The ethical approach to data visualization has many faces. One of them is dealing with missing data and the way of communicating them to the audience. In the real world, we face situations that our databases are incomplete. This is a common case of many reasons. Some are technical errors that can occur during ETL processes, others appear when data is collected manually, especially as a result of surveys, as people often fail to answer all questions.
Statistical procedures often eliminate entire records when only one variable is missing. This leads to a dramatic shortage of statistical samples. However, many times, even though our data is leaky like Swiss cheese, we have to present them and what is even worse, draw conclusions, because having 100% of data is in many cases ineffective and unrealistic in terms of costs and time.
To stay honest with our audience and to present the observations or phenomenon to them in the most transparent way, we have only two options: to present gaps in the data or imputed data in place of missing data. There are several imputation methods widely used in statistics and statistic data modelling. The most common ones are:
- Case deletion – omitting cases with incomplete data and not take them to analysis.

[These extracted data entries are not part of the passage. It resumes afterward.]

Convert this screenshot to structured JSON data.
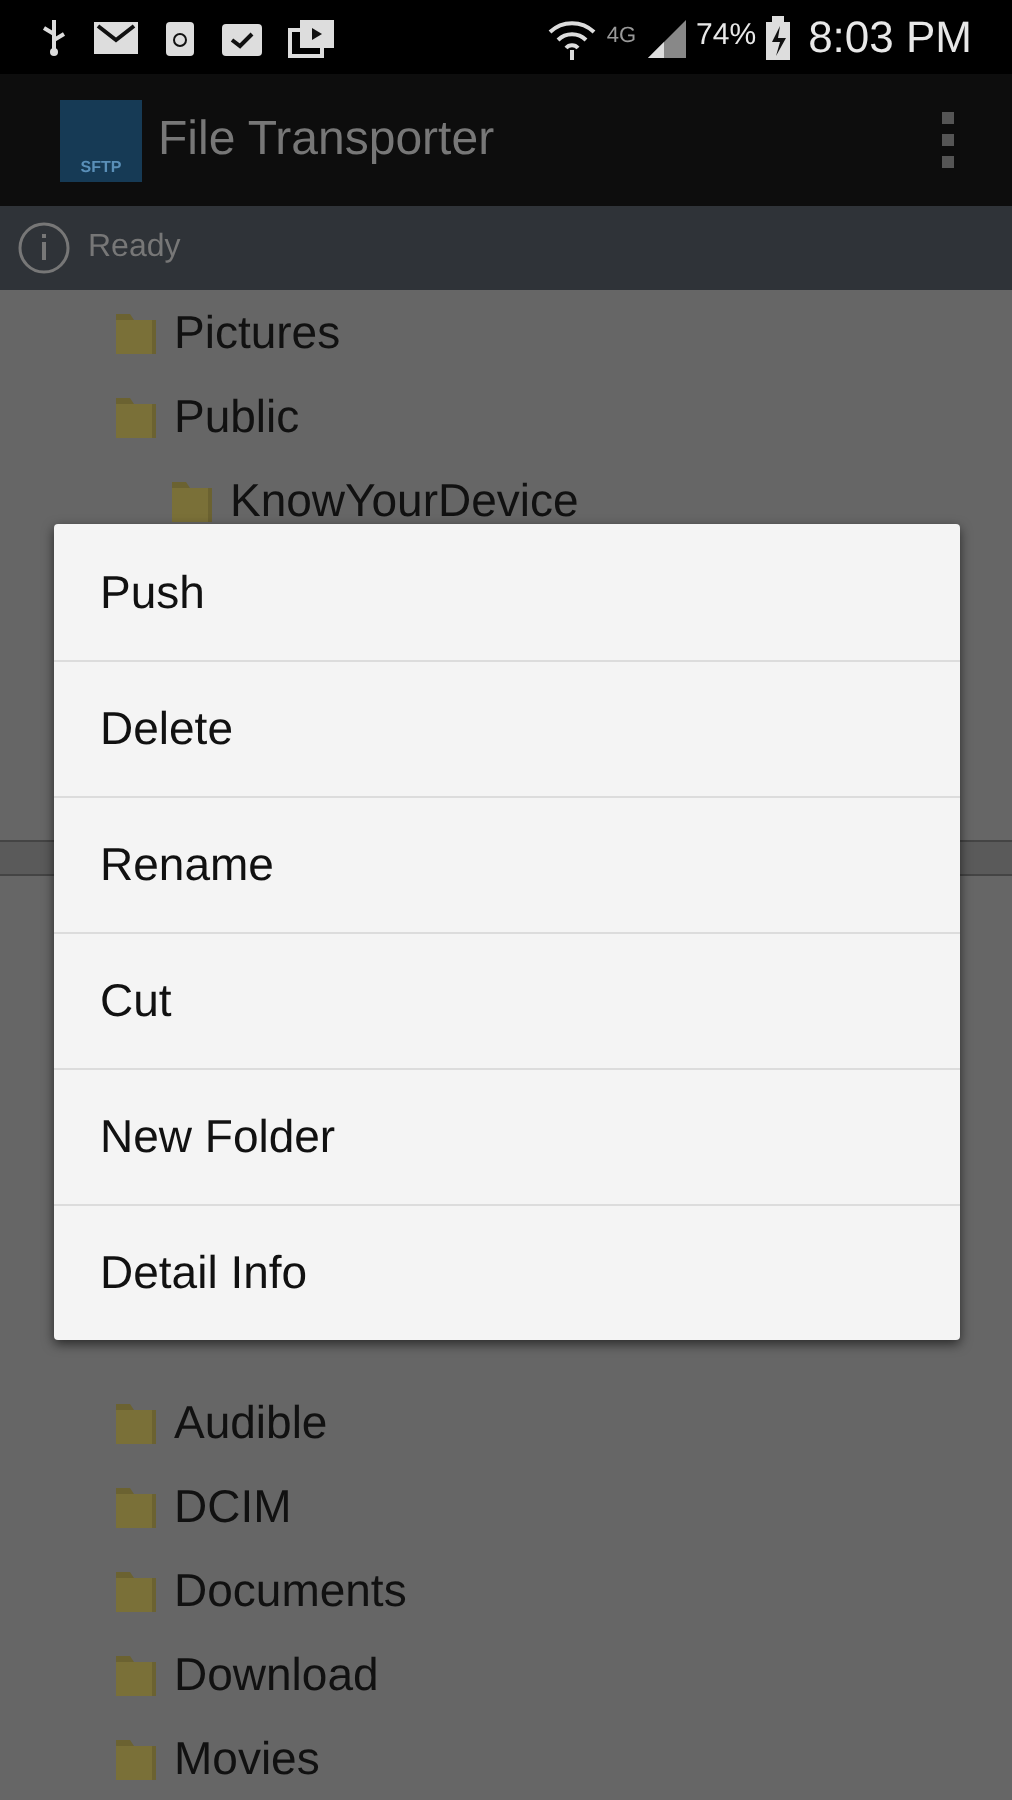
{
  "status_bar": {
    "network": "4G",
    "battery": "74%",
    "time": "8:03 PM"
  },
  "action_bar": {
    "logo_text": "SFTP",
    "title": "File Transporter"
  },
  "status_row": {
    "text": "Ready"
  },
  "remote_tree": [
    {
      "name": "Pictures"
    },
    {
      "name": "Public",
      "children": [
        {
          "name": "KnowYourDevice"
        }
      ]
    }
  ],
  "local_list": [
    {
      "name": "Audible"
    },
    {
      "name": "DCIM"
    },
    {
      "name": "Documents"
    },
    {
      "name": "Download"
    },
    {
      "name": "Movies"
    }
  ],
  "context_menu": {
    "items": [
      "Push",
      "Delete",
      "Rename",
      "Cut",
      "New Folder",
      "Detail Info"
    ]
  }
}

- Zero-filling – imputation of value 0 for all missing data.
- Linear interpolation – replacing missing data with estimated values.

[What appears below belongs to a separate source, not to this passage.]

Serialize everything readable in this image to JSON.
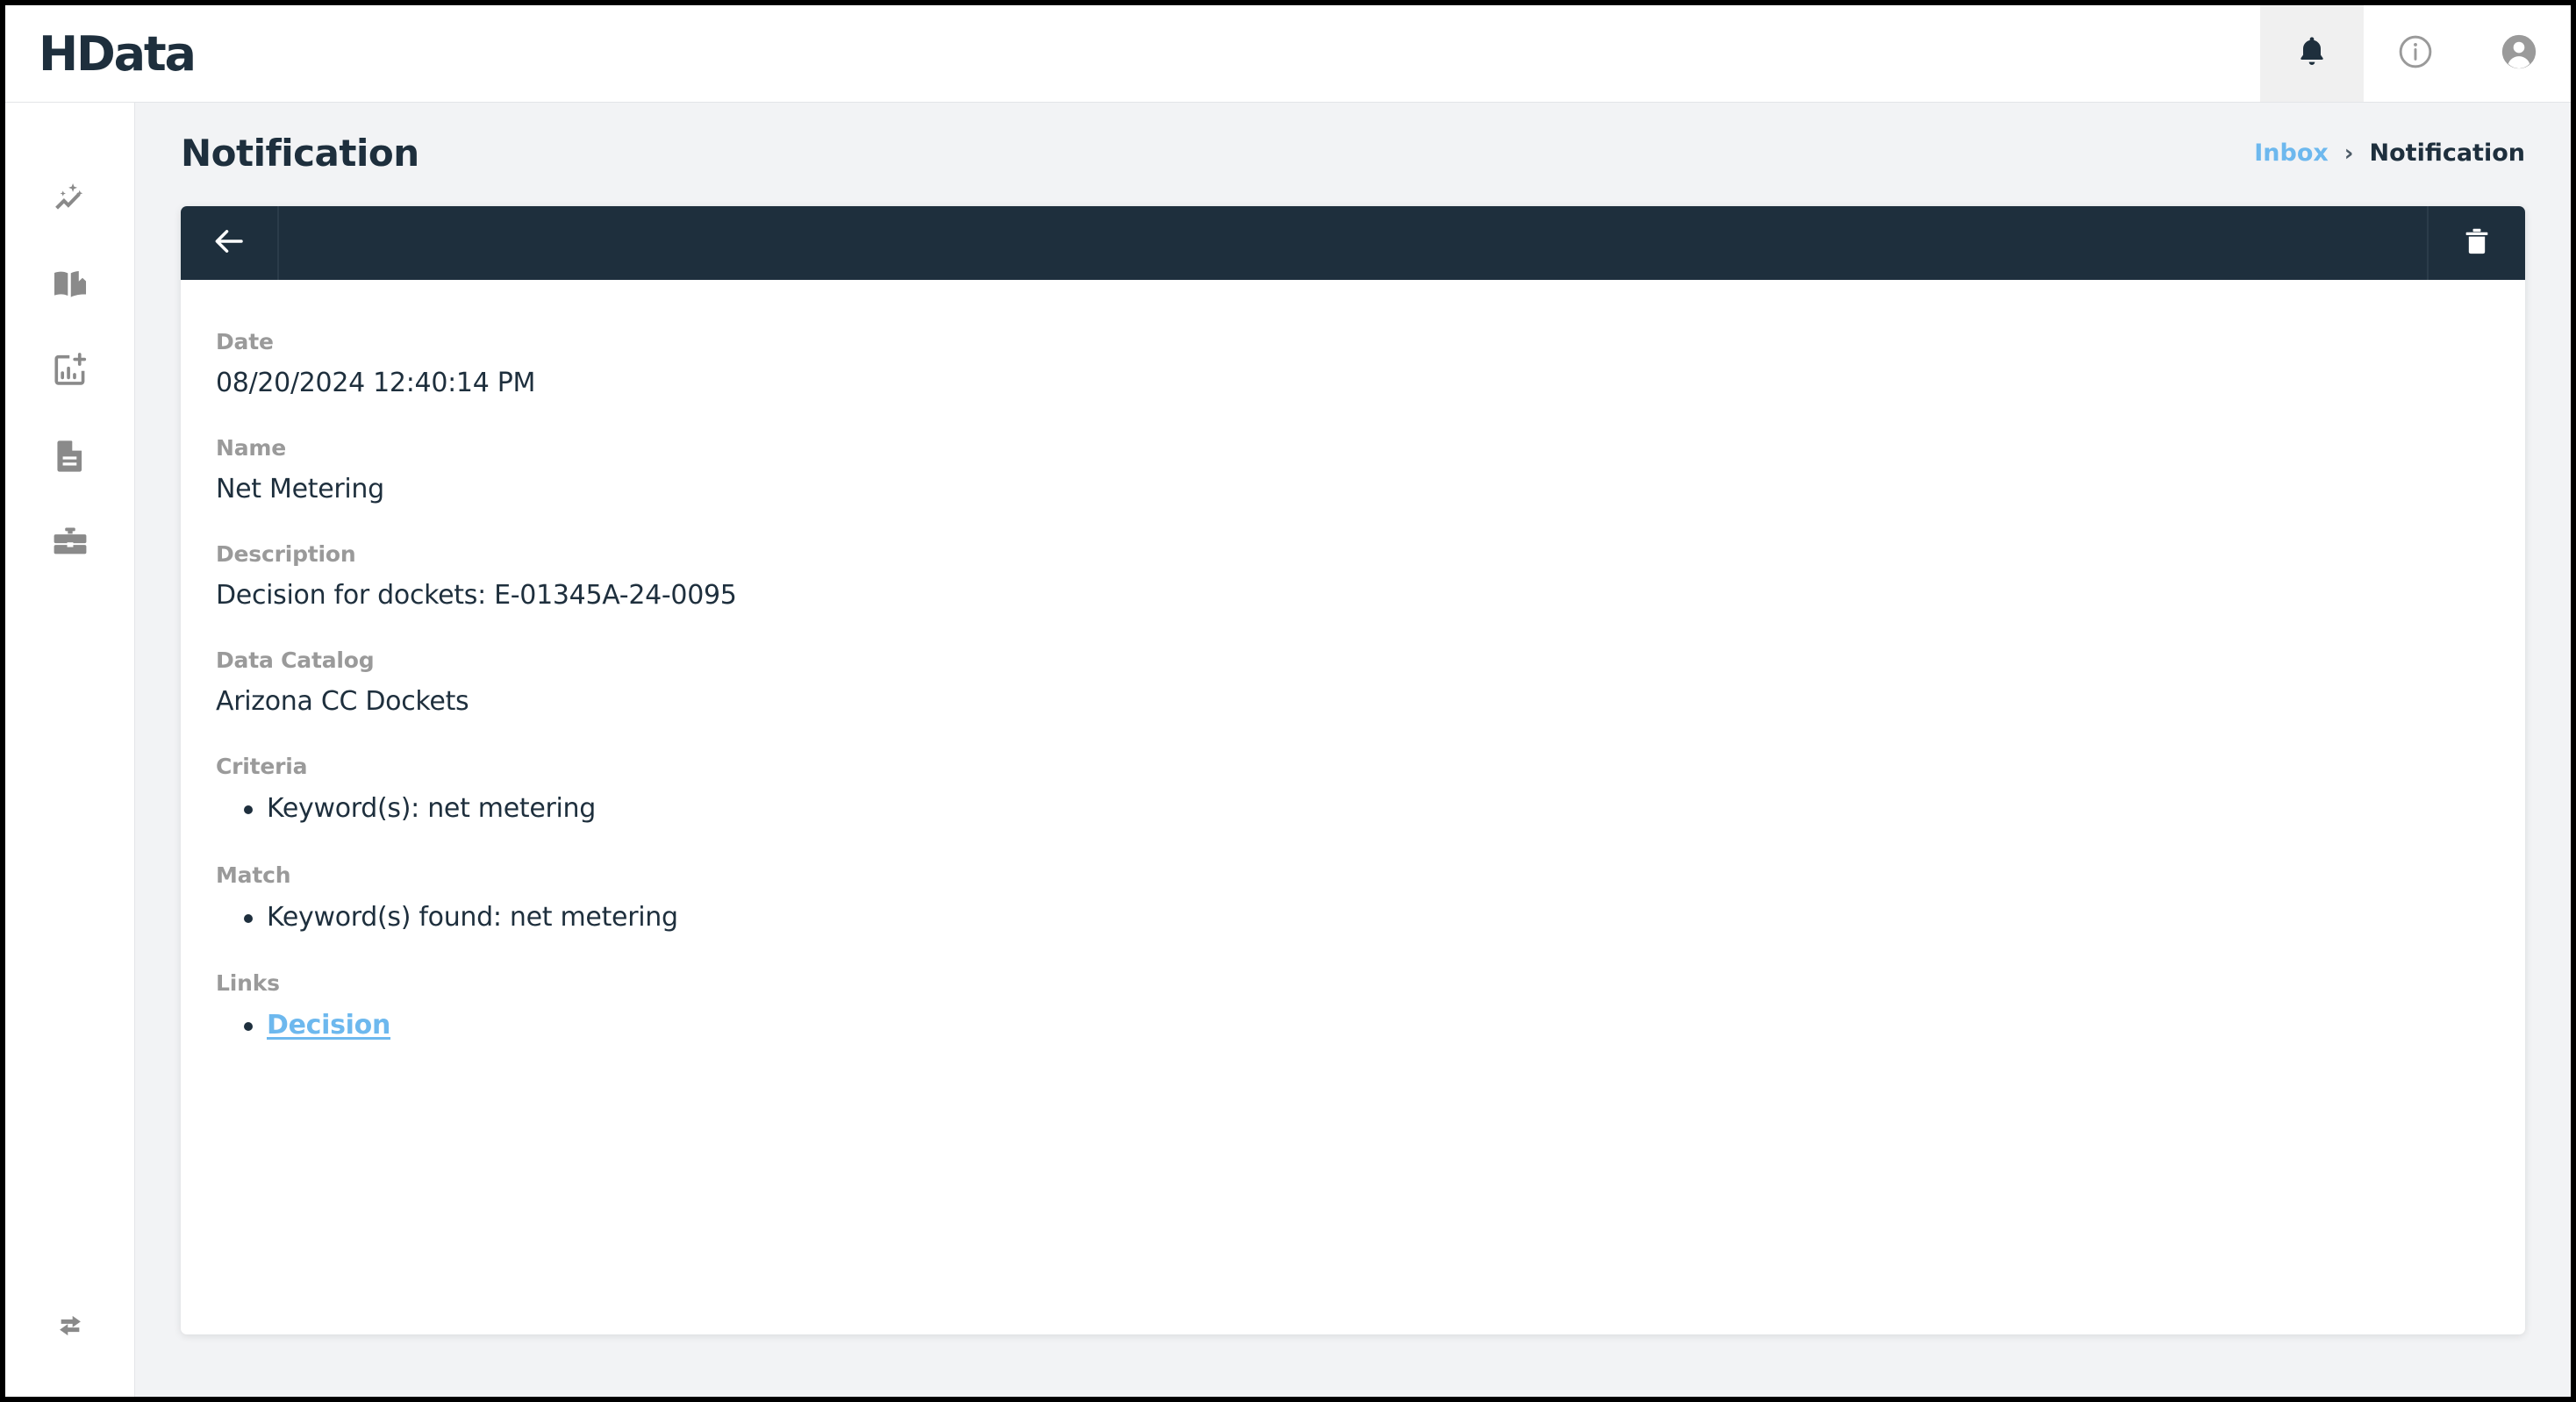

- Marginal means – the mean value of variable is used instead of missing one.
More explanations of the specific methods you can find here.

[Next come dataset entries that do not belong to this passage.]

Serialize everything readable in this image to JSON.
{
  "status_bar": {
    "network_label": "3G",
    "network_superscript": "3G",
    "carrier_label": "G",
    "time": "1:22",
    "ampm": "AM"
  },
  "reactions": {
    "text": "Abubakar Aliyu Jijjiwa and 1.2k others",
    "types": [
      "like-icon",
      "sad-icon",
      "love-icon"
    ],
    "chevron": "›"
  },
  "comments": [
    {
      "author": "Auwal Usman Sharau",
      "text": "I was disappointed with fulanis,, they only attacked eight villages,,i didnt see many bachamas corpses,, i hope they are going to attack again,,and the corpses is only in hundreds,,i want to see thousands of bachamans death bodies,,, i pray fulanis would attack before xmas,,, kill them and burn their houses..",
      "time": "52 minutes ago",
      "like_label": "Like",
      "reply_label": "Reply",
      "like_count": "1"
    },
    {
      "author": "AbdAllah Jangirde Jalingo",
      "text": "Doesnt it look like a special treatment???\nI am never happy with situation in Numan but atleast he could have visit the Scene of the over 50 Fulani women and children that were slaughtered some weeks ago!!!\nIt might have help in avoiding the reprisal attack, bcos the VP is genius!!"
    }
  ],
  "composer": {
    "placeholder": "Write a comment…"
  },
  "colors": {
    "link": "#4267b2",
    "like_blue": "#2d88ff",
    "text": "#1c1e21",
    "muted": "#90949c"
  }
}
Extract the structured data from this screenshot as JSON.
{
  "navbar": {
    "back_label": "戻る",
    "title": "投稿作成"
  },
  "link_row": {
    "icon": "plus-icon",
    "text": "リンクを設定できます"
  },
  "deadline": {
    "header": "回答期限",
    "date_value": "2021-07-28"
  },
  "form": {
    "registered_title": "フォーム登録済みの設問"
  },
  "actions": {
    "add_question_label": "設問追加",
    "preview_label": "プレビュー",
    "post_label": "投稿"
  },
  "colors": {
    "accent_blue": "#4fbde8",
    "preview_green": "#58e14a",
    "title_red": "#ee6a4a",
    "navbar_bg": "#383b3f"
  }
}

Nevertheless, what method we are going to use, we need to communicate to the audience about which data comes from observations and which ones are imputed. This communication should be given in voice and visual form to strengthen the message leave no room for presumptions.
Dilemma – show gaps or imputed data?
Many strategic decisions are data-driven and missing data impacts the overall understanding, interpretation and reasoning of a phenomenon if not properly addressed.
Recently I found interesting research by Hayeong Song and Danielle Albers Szafir that shed some light on how we visually communicate missing data, which has a significant influence on data quality perception and on confidence in drawing conclusions. Research emphasizes that visualizations that highlight missing data but do not break visual continuity are perceived by responders as those with higher data quality. The general conclusion is that imputation methods are better graphical choices than simply removal of information as they do not decrease perceived data quality as much that have consequences in the decision-making process. However, the very important aspect is to highlight imputed data by different shapes or colours. Another interesting graphical decision is to present imputed data as error bars. It gives our audience additional information about the likely range of values.
The research results in Figure 5 (b) clearly show that linear interpolation has the greatest positive impact on the perceived quality and accuracy of the data, and the visualization with data absent (Figure 4 (a)) is the lowest.
The research was carried out for two commonly known visualization: a line chart and a bar chart. Both graphical choices gave similar outcomes.
I have several books which are like a shining star that guides me through the darkness. One of them is “The Little Prince” Antoine de Saint-Exupery and quote from that book: “You become responsible, forever, for what you have tamed”. I believe we should have exactly the same approach to our analyses and their graphical representations as data analysts or data storytellers.